Peygamber Aleyhisselâm kâfirlere kendi kılıcıyla vurup, onları öldürürdü; Hâtemü'l-velî de onlara bâtında, kendi kalemiyle vurur ve onları helâk eder. Böylelikle Allah onu, Zât'ıyla mukâbelede bulunan bir 'kılıç' kılar.
Allah-u Teâlâ'nın kılıcı ikidir:
'Din kılıcı' ki, Muhammed Aleyhisselâm'ın izinde bulunmaktır. O kılıç, din ehlinin kendisiyle ayakta durduğu; şirk, şek (şüphe) ve tahmin ehlinin boyunlarının kendisiyle vurulduğu kılıçtır.
'Yakîn kılıcı' ise 'Kibriyâ kılıcı'dır ki; Kudsî ruh'tan sür'atle 'Hâtemü'l-evliyâ'ya ulaşır.
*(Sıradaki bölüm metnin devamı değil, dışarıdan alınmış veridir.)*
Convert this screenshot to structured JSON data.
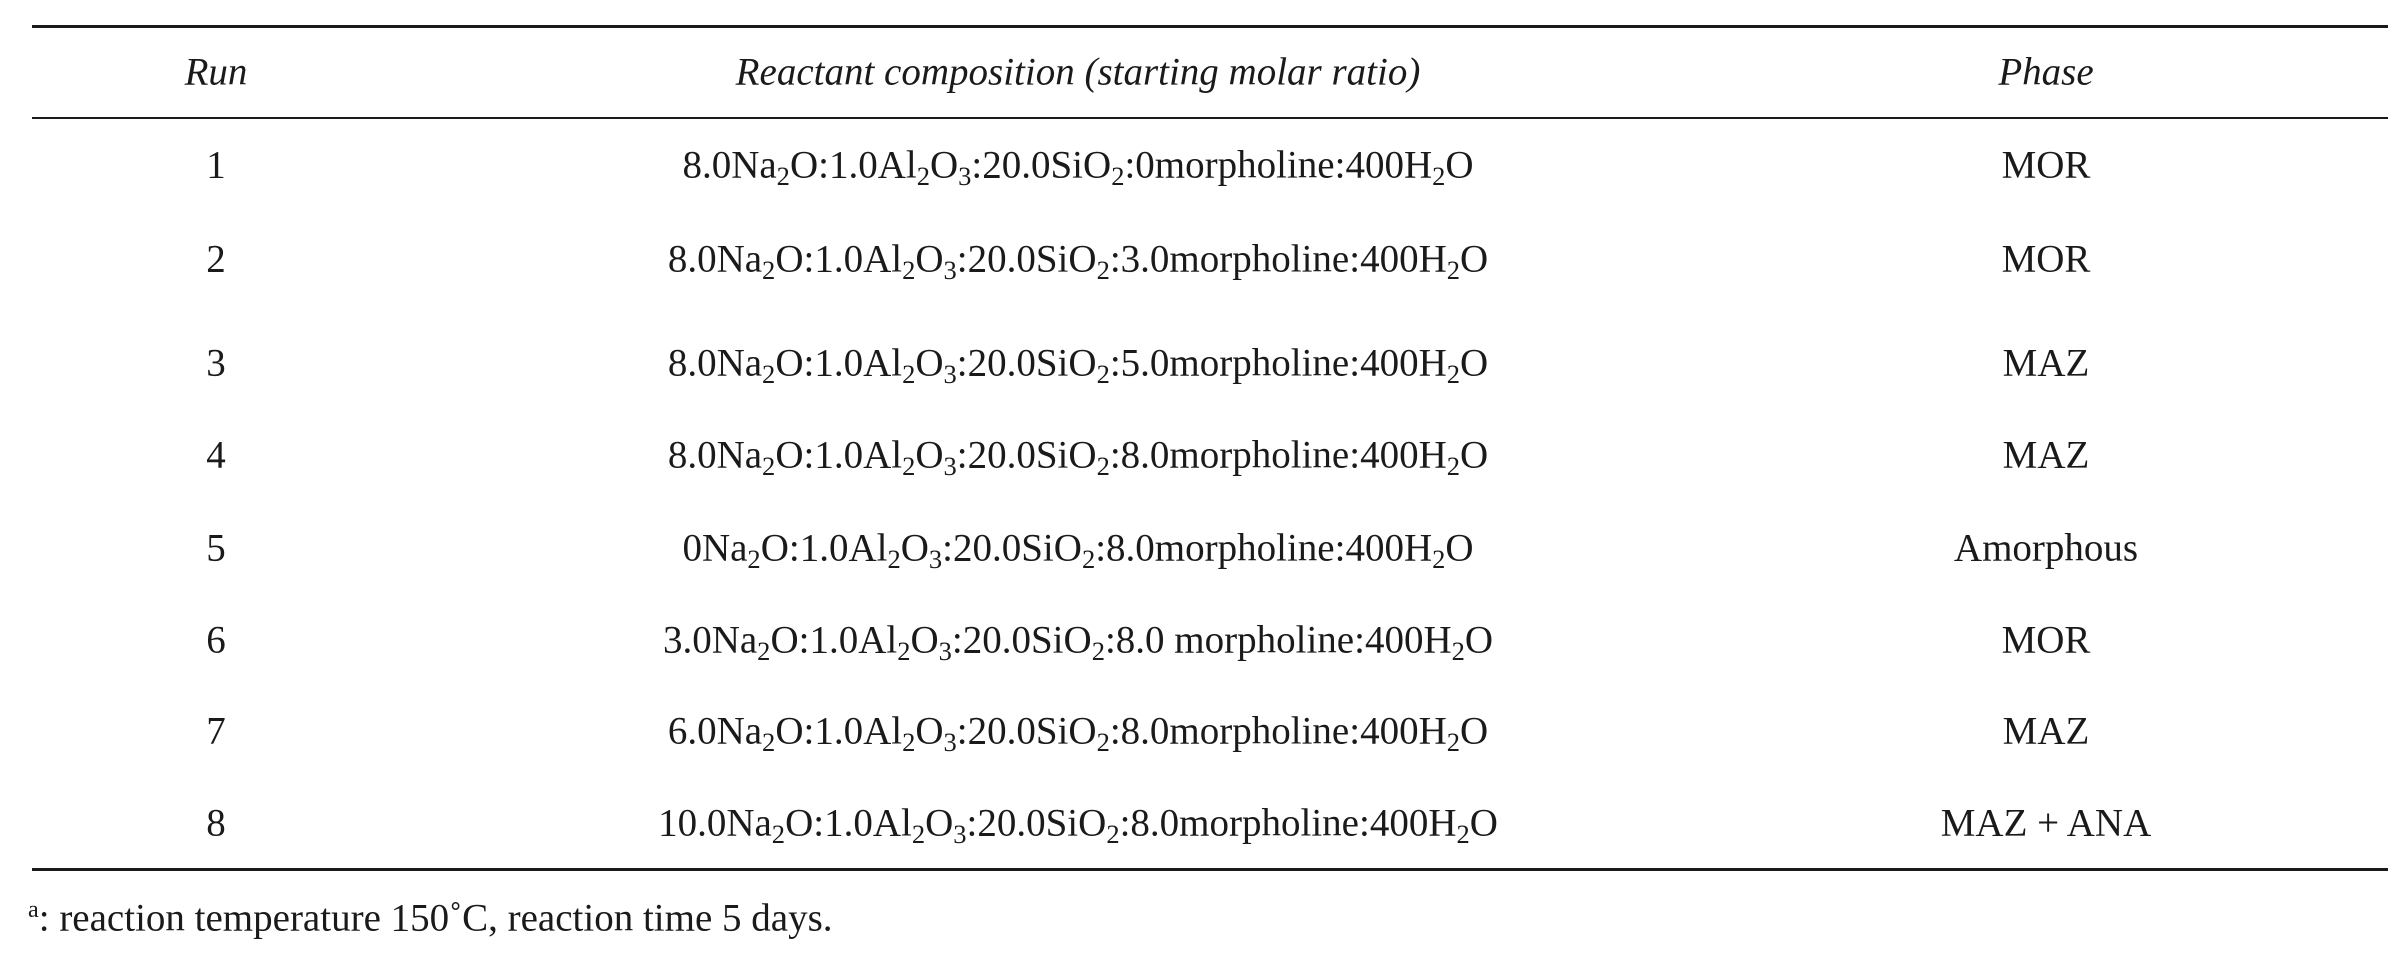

Bu kılıç ise; 'Temkîn ehli'nin kendisiyle ayakta durduğu, alâkaların ve mel'un (şeytan)ın vesveselerinin kendisiyle kesilip koptuğu, din kâfirlerinin ruhlarının Zât'ıyla katlolunduğu bir kılıçtır.
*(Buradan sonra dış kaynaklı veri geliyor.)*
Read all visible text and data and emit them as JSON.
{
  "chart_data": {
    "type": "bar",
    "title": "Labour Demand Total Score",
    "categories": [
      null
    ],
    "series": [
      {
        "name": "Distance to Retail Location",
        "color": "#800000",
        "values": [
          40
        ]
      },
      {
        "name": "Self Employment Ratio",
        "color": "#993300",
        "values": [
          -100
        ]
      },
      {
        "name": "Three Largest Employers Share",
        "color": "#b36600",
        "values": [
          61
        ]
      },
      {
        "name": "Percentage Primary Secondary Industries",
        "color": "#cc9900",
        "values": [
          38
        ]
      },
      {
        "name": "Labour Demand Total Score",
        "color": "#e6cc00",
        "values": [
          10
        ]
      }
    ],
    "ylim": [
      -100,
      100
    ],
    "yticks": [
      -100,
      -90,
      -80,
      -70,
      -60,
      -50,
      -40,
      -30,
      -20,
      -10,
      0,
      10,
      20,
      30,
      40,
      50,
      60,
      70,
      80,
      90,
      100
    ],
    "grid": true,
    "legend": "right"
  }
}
Yakınlığın incelikleriyle onlardan sıyrılıp çıkarılan müminlerin ruhlarının cemaati içinde Allah, onları katlettiği din kılıcını Hâtemü'l-enbiyâ'ya has kılmış ve şeytanın nüfûzundan selâmete erişen Yakîn erbâbı'na mîras bırakmıştır." ("Risâle fî Zuhûr-ı Hâtemü'l-Velâye", Süleymâniye Kütüphânesi, Ayasofya, nr.: 2058, vr. 207b)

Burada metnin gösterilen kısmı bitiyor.